Measurement-enhanced determination of BEC phase transitions

TL;DR

This paper introduces a dispersive measurement technique during evaporative cooling to precisely determine BEC phase transitions, reducing fluctuations and enabling single-shot transition point detection through multiple in-situ measurements.

Contribution

It presents a novel method combining dispersive atom number measurements with in-situ imaging to enhance the accuracy of BEC transition detection and allows continuous probing of phase crossings.

Findings

Dispersive measurements improve transition point accuracy.

Calibration between dispersive and absorption imaging is achieved.

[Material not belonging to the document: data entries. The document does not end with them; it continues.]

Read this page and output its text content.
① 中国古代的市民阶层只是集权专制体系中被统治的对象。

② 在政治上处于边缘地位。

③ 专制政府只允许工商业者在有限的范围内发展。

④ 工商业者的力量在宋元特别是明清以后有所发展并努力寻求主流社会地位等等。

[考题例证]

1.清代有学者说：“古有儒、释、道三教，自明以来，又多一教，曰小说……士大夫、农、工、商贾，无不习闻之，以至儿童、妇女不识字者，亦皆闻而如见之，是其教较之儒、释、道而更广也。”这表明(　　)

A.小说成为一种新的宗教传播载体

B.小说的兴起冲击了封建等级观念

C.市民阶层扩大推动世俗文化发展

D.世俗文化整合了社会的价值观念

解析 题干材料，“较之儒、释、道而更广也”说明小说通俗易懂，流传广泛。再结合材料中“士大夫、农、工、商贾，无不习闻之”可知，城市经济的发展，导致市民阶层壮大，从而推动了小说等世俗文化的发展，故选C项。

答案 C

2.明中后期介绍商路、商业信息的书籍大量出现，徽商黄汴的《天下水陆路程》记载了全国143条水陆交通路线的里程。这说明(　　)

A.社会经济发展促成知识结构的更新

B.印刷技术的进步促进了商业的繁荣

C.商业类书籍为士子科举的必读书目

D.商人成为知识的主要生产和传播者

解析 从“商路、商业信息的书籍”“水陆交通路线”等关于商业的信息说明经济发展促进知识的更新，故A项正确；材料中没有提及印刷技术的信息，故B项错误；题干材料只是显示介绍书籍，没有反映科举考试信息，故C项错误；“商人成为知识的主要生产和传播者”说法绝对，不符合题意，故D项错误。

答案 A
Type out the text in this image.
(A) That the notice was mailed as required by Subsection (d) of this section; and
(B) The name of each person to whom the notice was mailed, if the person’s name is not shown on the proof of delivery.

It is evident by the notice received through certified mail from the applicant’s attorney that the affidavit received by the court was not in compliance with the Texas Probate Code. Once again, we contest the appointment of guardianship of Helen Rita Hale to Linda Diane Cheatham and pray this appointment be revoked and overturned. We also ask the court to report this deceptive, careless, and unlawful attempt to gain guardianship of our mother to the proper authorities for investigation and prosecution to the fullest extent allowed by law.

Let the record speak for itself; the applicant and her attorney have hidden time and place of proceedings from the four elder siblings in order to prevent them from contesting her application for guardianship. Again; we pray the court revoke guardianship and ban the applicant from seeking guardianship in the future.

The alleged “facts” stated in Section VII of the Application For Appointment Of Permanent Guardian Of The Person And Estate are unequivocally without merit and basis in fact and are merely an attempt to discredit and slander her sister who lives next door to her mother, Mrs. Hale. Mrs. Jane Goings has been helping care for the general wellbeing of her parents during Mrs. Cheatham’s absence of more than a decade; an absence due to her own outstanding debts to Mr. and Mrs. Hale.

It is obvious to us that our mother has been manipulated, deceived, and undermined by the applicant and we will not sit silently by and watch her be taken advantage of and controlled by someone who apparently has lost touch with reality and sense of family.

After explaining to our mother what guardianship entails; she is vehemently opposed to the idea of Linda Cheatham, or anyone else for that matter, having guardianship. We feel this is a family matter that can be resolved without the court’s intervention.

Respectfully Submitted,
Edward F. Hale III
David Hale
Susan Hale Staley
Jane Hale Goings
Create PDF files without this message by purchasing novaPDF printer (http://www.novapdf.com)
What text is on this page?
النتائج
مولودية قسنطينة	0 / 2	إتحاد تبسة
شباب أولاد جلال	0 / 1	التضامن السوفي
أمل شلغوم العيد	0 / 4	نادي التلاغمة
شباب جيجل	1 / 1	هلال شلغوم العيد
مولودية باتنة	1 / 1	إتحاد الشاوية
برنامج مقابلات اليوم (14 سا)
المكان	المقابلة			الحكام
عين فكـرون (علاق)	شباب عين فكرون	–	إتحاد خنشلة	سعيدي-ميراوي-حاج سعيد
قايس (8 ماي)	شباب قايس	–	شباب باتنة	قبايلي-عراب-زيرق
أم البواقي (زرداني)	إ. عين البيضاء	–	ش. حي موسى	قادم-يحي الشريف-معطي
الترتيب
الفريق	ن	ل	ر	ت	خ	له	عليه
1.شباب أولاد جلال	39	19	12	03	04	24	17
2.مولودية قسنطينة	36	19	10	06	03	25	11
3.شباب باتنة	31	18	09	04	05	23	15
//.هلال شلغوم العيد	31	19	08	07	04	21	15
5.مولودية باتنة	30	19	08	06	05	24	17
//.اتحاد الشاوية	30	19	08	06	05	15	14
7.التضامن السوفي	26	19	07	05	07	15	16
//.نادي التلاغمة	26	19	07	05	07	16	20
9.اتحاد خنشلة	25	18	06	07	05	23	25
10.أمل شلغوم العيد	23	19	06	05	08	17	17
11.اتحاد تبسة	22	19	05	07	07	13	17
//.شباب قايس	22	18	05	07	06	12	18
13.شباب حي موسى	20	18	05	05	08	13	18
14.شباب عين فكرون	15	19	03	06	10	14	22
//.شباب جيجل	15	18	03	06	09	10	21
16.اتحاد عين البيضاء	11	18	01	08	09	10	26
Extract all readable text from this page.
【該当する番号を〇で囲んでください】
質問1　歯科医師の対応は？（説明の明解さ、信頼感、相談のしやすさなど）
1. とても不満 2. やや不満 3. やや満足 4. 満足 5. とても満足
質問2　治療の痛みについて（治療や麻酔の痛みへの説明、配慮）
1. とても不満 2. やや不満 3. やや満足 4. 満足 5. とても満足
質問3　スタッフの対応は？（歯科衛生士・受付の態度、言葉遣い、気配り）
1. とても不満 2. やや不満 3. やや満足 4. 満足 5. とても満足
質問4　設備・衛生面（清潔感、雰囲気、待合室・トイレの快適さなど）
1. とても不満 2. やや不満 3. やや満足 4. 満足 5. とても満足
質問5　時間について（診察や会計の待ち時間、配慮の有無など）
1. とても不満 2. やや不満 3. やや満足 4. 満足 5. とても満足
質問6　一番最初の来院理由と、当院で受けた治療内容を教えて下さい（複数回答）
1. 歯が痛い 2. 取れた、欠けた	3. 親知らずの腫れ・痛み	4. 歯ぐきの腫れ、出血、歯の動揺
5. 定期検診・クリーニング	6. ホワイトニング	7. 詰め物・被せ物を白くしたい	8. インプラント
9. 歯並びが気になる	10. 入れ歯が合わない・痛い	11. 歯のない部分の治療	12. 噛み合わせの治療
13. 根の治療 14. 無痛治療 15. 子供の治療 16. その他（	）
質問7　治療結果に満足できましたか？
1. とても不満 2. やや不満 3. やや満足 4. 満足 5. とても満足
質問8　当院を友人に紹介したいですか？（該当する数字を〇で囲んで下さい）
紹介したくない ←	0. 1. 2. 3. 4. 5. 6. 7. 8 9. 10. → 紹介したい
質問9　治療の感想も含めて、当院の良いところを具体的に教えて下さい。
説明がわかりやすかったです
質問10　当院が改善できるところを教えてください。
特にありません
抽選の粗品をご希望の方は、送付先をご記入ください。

Single-shot transition detection is demonstrated.

Abstract

We demonstrate how dispersive atom number measurements during evaporative cooling can be used for enhanced determination of the parameter dependence of the transition to a Bose-Einstein condensate (BEC). In this way shot-to-shot fluctuations in initial conditions are detected and the information extracted per experimental realization is increased. We furthermore calibrate in-situ images from dispersive probing of a BEC with corresponding absorption images in time-of-flight. This allows for the determination of the transition point in a single experimental realization by applying multiple dispersive measurements. Finally, we explore the continuous probing of several consecutive phase transition crossings using the periodic addition of a focused "dimple" potential.